Six local districts tallied perfect scores
Those districts reaching a perfect 25 were Coldwater, Marion Local, St. Henry, Fort Recovery, Minster and New Bremen districts. St. Marys also scored an excellent rating with 24 indicators, only one point off a perfect score.
Celina district with 22 indicators, and Parkway district with 15 were both ranked effective.
Celina Superintendent Matt Miller said this morning he and his staff have known math scores in certain grades need improvement. "We have adopted a new math series that will be implemented at the start of this new school year," Miller said. "I believe we will continue to improve and work on areas that need work until we get the excellent ranking," he said.
Although Parkway's actual score fell within the continuous improvement rank, the district's performance index pulled it up to an effective rating.
According to state literature, the performance index measures the achievement of every tested student, not just those who score proficient or higher.
All achievement tests have five performance levels: advanced, accelerated, proficient, basic and limited. Each level is assigned a point value -- advanced is high with 1.2 points and limited carries 0.3 points.
At Tuesday night's board of education meeting, Parkway Superintendent Doug Karst said he was disappointed the math and science scores were slightly below state average.
"We are designated an effective school but we continue to be at risk," he said.
The district will hold a two-day in-service before school begins next week for teachers to work on solutions to the problem areas.
In Auglaize County, the St. Marys district is a success story as it makes its first appearance in the excellent category and also meeting AYP standards. Superintendent Ken Baker credits the district's team effort. "It's our entire staff, not only teachers but bus drivers, secretaries, custodians. Everybody here (contributes to) a successful district."
Baker continued: "All our local districts are hardworking when it comes to school improvement. It's not a straight line. Some years show marked improvement and some years it's slower. Our goal is to show continuous improvement over a five-year period."
Over the past four years, local superintendents have pointed out that comparing local districts to each other is an apples and oranges proposition. The state has established comparison groups "tailored" to each district and has developed a set of about 20 "peer" districts.
Some tailoring factors include district size, poverty level, income level, rural or urban, etc.
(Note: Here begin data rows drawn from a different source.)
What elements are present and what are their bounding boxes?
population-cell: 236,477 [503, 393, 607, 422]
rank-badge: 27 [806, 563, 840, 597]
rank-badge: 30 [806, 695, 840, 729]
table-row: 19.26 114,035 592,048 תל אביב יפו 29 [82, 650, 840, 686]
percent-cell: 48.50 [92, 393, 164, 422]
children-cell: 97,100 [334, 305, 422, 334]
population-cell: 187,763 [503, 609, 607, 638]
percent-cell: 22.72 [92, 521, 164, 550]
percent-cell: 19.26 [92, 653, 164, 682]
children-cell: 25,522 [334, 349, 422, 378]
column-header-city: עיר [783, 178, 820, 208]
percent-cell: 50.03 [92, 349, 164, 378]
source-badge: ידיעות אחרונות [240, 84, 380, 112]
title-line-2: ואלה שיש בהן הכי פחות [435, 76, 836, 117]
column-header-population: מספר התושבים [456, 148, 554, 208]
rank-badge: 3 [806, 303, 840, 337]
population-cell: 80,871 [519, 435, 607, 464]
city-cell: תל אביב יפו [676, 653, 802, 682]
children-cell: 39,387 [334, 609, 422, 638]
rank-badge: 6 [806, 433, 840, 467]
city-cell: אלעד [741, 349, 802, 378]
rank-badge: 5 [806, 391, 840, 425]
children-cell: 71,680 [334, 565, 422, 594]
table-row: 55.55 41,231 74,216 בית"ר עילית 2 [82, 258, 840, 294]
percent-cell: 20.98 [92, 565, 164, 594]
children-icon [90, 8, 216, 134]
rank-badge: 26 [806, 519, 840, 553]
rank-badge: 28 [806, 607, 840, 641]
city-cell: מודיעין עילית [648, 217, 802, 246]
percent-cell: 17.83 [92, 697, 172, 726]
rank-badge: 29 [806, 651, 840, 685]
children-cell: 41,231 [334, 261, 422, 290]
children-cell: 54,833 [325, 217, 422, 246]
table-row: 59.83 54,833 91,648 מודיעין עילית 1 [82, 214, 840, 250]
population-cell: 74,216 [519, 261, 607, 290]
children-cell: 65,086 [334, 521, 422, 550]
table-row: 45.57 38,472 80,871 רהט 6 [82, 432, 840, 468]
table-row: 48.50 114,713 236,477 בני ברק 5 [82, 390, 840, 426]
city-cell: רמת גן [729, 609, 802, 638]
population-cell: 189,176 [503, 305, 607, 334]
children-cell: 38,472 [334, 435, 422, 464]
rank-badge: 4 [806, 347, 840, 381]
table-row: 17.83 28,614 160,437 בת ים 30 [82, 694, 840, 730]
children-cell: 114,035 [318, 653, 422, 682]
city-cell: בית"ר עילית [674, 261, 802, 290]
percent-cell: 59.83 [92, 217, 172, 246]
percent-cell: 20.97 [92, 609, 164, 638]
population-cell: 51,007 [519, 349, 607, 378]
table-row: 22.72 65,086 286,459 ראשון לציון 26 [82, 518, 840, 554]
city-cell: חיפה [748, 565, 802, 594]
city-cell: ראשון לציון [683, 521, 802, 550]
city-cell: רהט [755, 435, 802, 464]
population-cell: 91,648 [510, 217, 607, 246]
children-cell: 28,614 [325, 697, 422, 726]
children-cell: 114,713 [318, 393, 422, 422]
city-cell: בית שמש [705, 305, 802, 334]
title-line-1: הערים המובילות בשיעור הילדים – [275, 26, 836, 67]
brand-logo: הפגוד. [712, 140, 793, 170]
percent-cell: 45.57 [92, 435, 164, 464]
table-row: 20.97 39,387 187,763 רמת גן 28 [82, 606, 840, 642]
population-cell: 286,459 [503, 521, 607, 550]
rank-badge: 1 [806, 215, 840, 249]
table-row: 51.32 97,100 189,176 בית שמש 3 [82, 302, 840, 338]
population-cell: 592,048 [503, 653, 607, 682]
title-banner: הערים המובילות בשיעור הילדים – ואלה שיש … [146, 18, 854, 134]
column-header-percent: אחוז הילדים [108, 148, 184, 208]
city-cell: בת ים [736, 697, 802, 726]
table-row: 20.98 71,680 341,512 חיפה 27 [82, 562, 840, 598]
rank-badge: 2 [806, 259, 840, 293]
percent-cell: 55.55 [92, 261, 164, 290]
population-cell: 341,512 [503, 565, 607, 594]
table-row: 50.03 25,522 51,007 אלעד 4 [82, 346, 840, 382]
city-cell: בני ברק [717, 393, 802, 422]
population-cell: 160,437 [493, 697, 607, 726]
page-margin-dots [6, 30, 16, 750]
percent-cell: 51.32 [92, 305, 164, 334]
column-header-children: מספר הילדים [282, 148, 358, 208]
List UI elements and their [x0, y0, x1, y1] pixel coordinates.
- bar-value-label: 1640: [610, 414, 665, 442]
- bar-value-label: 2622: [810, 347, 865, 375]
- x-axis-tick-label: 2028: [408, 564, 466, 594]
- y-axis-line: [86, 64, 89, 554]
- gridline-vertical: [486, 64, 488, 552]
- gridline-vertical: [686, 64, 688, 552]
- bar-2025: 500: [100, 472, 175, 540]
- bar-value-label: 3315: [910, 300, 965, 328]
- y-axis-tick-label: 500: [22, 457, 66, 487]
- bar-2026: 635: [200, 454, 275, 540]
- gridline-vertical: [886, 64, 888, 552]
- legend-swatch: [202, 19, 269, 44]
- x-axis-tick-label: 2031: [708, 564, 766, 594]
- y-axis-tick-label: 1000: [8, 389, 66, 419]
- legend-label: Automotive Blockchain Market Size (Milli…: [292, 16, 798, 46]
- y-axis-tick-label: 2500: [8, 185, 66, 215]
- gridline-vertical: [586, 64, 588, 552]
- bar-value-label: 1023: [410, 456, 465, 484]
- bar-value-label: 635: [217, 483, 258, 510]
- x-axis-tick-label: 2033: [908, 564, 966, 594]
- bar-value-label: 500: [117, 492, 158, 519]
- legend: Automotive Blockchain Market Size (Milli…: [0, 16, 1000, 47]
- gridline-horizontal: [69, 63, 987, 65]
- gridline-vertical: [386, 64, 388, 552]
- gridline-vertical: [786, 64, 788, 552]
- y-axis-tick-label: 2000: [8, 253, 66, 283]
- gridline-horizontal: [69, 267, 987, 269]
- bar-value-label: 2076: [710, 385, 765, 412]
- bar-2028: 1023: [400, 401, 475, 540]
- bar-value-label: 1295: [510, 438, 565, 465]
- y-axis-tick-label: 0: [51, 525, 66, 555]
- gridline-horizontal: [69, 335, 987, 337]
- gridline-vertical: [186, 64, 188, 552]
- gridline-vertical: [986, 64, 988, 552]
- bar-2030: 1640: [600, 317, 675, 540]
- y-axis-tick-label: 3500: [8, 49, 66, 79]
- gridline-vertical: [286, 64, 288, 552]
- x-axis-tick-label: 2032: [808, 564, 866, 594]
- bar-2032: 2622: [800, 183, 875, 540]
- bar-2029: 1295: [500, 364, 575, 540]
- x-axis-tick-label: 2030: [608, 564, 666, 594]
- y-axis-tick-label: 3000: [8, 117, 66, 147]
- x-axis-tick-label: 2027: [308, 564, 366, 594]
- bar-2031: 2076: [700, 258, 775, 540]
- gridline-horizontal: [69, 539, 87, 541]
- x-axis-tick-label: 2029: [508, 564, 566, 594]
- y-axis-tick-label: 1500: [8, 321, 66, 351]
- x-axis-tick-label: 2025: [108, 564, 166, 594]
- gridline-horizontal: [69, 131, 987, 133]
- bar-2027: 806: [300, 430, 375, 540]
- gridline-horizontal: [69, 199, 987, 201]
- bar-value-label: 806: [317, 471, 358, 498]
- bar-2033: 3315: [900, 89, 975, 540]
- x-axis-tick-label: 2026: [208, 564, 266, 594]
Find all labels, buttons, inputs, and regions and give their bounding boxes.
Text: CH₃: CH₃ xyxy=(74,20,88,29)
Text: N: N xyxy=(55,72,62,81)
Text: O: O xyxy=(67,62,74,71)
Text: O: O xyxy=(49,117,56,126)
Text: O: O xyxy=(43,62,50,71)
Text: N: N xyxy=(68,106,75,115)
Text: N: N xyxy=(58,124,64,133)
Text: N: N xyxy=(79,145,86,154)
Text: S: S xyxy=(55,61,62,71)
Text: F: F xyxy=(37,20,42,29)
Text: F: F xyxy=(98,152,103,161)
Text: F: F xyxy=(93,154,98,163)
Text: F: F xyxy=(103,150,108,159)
Over the past six years, Ohio students' test averages have increased from 73.7 to 92.9. This year more than 96 percent of Ohio school districts improved their performance index scores over last year's scores (2004-05 school year).
Districts are also measured on Adequate Yearly Progress (AYP), a federal mandate that holds schools responsible for subgroups' performance in addition to all other students' performance. (ODE's examples of subgroup members are students with disabilities, ethnic and racial minorities, and economically disadvantaged.) AYP is linked to the federal program No Child Left Behind.
All local districts met AYP except for New Bremen, Celina and Parkway.